It’s official – graphene is the wonder material of the millennium. A team of researchers at the Max Planck Institute for Polymer Research (MPI-P) in Mainz and the National Univ. of Singapore found that thermal conductivity of graphene diverges with the size of the samples. What’s the big deal? Well, the findings show that the thermal conductivity of graphene is not a constant, as is the case for 99.99% of all other materials, but increases with the length of graphene. Scientists already knew graphene has excellent heat transfer capabilities, but few suspected this much. For the electronics industry, these findings might be a game changer.

Graphene heat conductivity NOT a constant

French physicist Joseph Fourier had postulated the laws of heat propagation in solids, according to whihc thermal conductivity is an intrinsic material property that is normally independent of size or shape – a constant. Yet, this is not the case for graphene, a two-dimensional layer of carbon atoms bound together in a hexagon shape.


Photo: CNN

Davide Donadio, head of a Max Planck Research Group at the MPI-P, and colleagues performed extensive numerical simulations, whose results were backed by experiments, and found that the thermal conductivity logarithmically increases as a function of the size of the graphene samples. In other words, the longer the graphene layer, the more heat can be transferred through the batch of material. After analyzing the simulations, Davide Donadio found that this feature stems from the combination of reduced dimensionality and stiff chemical bonding, which make thermal vibration propagate with minimal dissipation at non-equilibrium conditions.

“We recognized mechanisms of heat transfer that actually contradict Fourier’s law in the micrometer scale. Now all the previous experimental measurements of the thermal conductivity of graphene need to be reinterpreted. The very concept of thermal conductivity as an intrinsic property does not hold for graphene, at least for patches as large as several micrometers”, says Davide Donadio.

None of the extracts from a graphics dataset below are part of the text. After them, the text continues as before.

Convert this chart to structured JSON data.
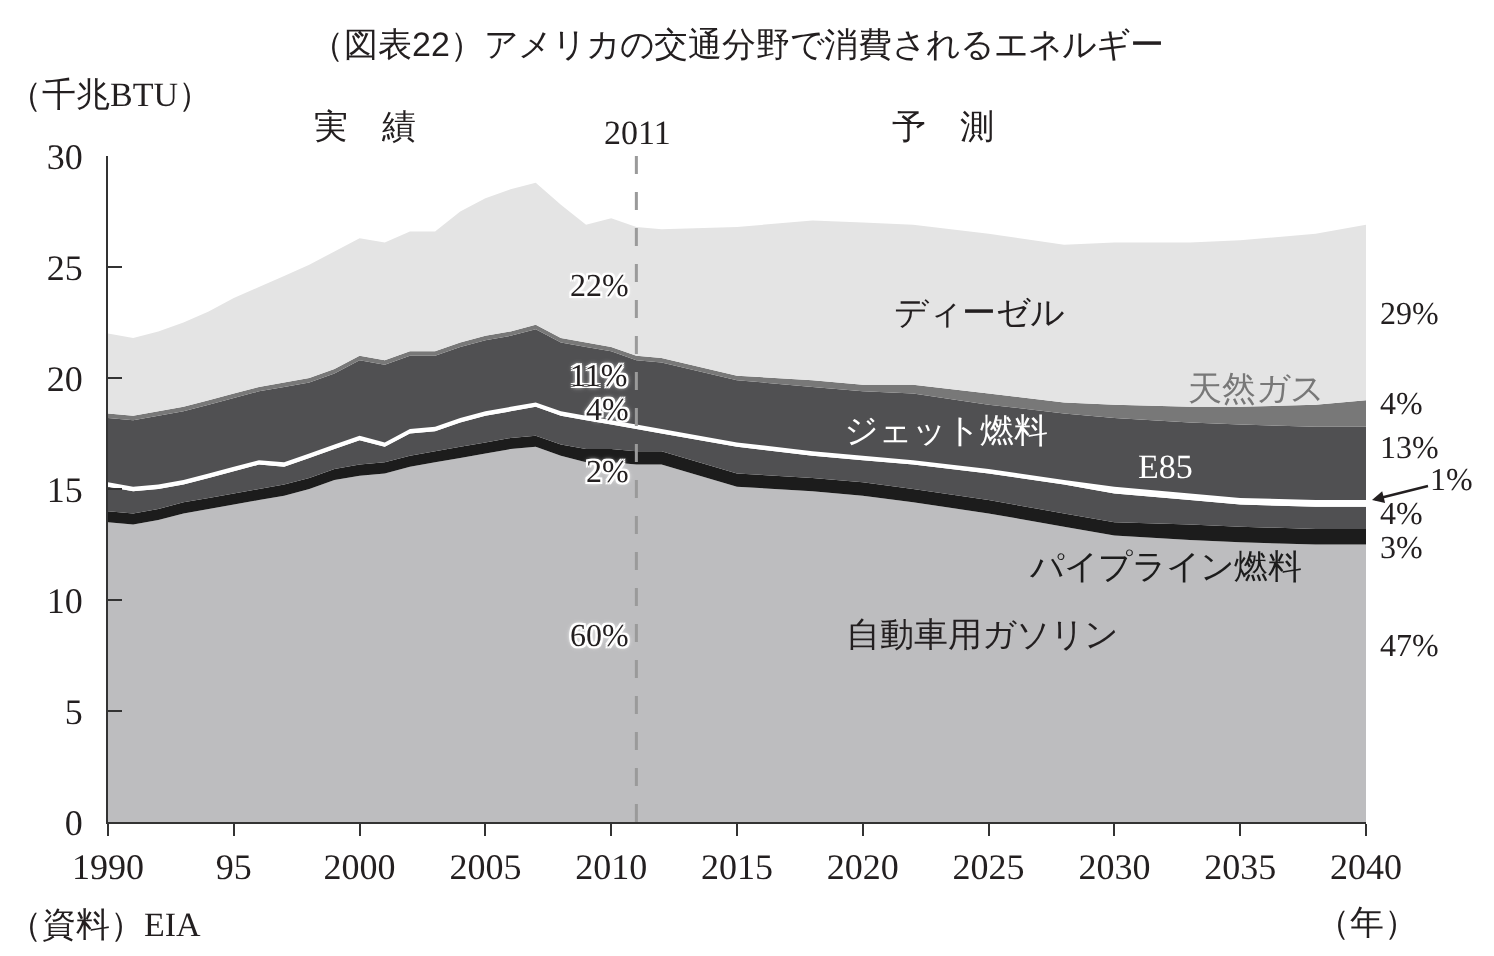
{
  "chart_data": {
    "type": "area",
    "stacked": true,
    "title": "（図表22）アメリカの交通分野で消費されるエネルギー",
    "ylabel": "（千兆BTU）",
    "xlabel": "（年）",
    "annotations": [
      "実　績",
      "予　測",
      "（資料）EIA",
      "22%",
      "11%",
      "4%",
      "2%",
      "60%",
      "29%",
      "4%",
      "13%",
      "1%",
      "4%",
      "3%",
      "47%"
    ],
    "x": [
      1990,
      1991,
      1992,
      1993,
      1994,
      1995,
      1996,
      1997,
      1998,
      1999,
      2000,
      2001,
      2002,
      2003,
      2004,
      2005,
      2006,
      2007,
      2008,
      2009,
      2010,
      2011,
      2012,
      2015,
      2018,
      2020,
      2022,
      2025,
      2028,
      2030,
      2033,
      2035,
      2038,
      2040
    ],
    "series": [
      {
        "name": "自動車用ガソリン",
        "color": "#bdbdbf",
        "values": [
          13.5,
          13.4,
          13.6,
          13.9,
          14.1,
          14.3,
          14.5,
          14.7,
          15.0,
          15.4,
          15.6,
          15.7,
          16.0,
          16.2,
          16.4,
          16.6,
          16.8,
          16.9,
          16.5,
          16.2,
          16.2,
          16.1,
          16.1,
          15.1,
          14.9,
          14.7,
          14.4,
          13.9,
          13.3,
          12.9,
          12.7,
          12.6,
          12.5,
          12.5
        ]
      },
      {
        "name": "パイプライン燃料",
        "color": "#1c1c1c",
        "values": [
          0.5,
          0.5,
          0.5,
          0.5,
          0.5,
          0.5,
          0.5,
          0.5,
          0.5,
          0.5,
          0.5,
          0.5,
          0.5,
          0.5,
          0.5,
          0.5,
          0.5,
          0.5,
          0.5,
          0.6,
          0.6,
          0.6,
          0.6,
          0.6,
          0.6,
          0.6,
          0.6,
          0.6,
          0.6,
          0.6,
          0.7,
          0.7,
          0.7,
          0.7
        ]
      },
      {
        "color": "#505052",
        "values": [
          1.1,
          1.0,
          0.9,
          0.8,
          0.9,
          1.0,
          1.1,
          0.8,
          0.9,
          0.9,
          1.1,
          0.7,
          1.0,
          0.9,
          1.1,
          1.2,
          1.2,
          1.3,
          1.3,
          1.3,
          1.1,
          1.0,
          0.8,
          1.2,
          1.0,
          1.0,
          1.1,
          1.2,
          1.3,
          1.3,
          1.1,
          1.0,
          1.0,
          1.0
        ]
      },
      {
        "name": "E85",
        "color": "#ffffff",
        "values": [
          0.2,
          0.2,
          0.2,
          0.2,
          0.2,
          0.2,
          0.2,
          0.2,
          0.2,
          0.2,
          0.2,
          0.2,
          0.2,
          0.2,
          0.2,
          0.2,
          0.2,
          0.2,
          0.2,
          0.2,
          0.2,
          0.2,
          0.2,
          0.2,
          0.2,
          0.2,
          0.2,
          0.2,
          0.2,
          0.3,
          0.3,
          0.3,
          0.3,
          0.3
        ]
      },
      {
        "name": "ジェット燃料",
        "color": "#505052",
        "values": [
          2.9,
          3.0,
          3.1,
          3.1,
          3.1,
          3.1,
          3.1,
          3.4,
          3.2,
          3.2,
          3.4,
          3.5,
          3.3,
          3.2,
          3.2,
          3.2,
          3.2,
          3.3,
          3.1,
          3.1,
          3.1,
          2.9,
          3.0,
          2.8,
          2.9,
          2.9,
          3.0,
          2.9,
          3.0,
          3.1,
          3.2,
          3.3,
          3.3,
          3.3
        ]
      },
      {
        "name": "天然ガス",
        "color": "#787878",
        "values": [
          0.2,
          0.2,
          0.2,
          0.2,
          0.2,
          0.2,
          0.2,
          0.2,
          0.2,
          0.2,
          0.2,
          0.2,
          0.2,
          0.2,
          0.2,
          0.2,
          0.2,
          0.2,
          0.2,
          0.2,
          0.2,
          0.2,
          0.2,
          0.2,
          0.3,
          0.3,
          0.4,
          0.5,
          0.5,
          0.6,
          0.7,
          0.8,
          1.0,
          1.2
        ]
      },
      {
        "name": "ディーゼル",
        "color": "#e4e4e4",
        "values": [
          3.6,
          3.5,
          3.6,
          3.8,
          4.0,
          4.3,
          4.5,
          4.8,
          5.1,
          5.3,
          5.3,
          5.3,
          5.4,
          5.4,
          5.9,
          6.2,
          6.4,
          6.4,
          6.0,
          5.3,
          5.8,
          5.8,
          5.8,
          6.7,
          7.2,
          7.3,
          7.2,
          7.2,
          7.1,
          7.3,
          7.4,
          7.5,
          7.7,
          7.9
        ]
      }
    ],
    "xlim": [
      1990,
      2040
    ],
    "xticks": [
      1990,
      {
        "value": 1995,
        "label": "95"
      },
      2000,
      2005,
      2010,
      2015,
      2020,
      2025,
      2030,
      2035,
      2040
    ],
    "ylim": [
      0,
      30
    ],
    "yticks": [
      0,
      5,
      10,
      15,
      20,
      25,
      30
    ],
    "ref_lines": [
      {
        "axis": "x",
        "value": 2011,
        "label": "2011",
        "color": "#9a9a9a",
        "line_style": "dashed"
      }
    ],
    "grid": false,
    "legend": false
  }
}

It seems like every month, at least, there’s a new useful characteristic about surface that we come to learn. It is chemically very stable, flexible, a hundred times more tear-resistant than steel and at the same time very light. The fact that it has excellent electrical conductivity, however, coupled with this latest findings makes graphene a game changer for the electronics industry of the future. Now, the most important challenge researchers need to address is scaling manufacturing of graphene so that billions may practically experience what graphene can do, not just read about it and ponder about how marvelous technology, and human society consequently, can grow aided by this wonder material.

The findings appeared in the journal Nature.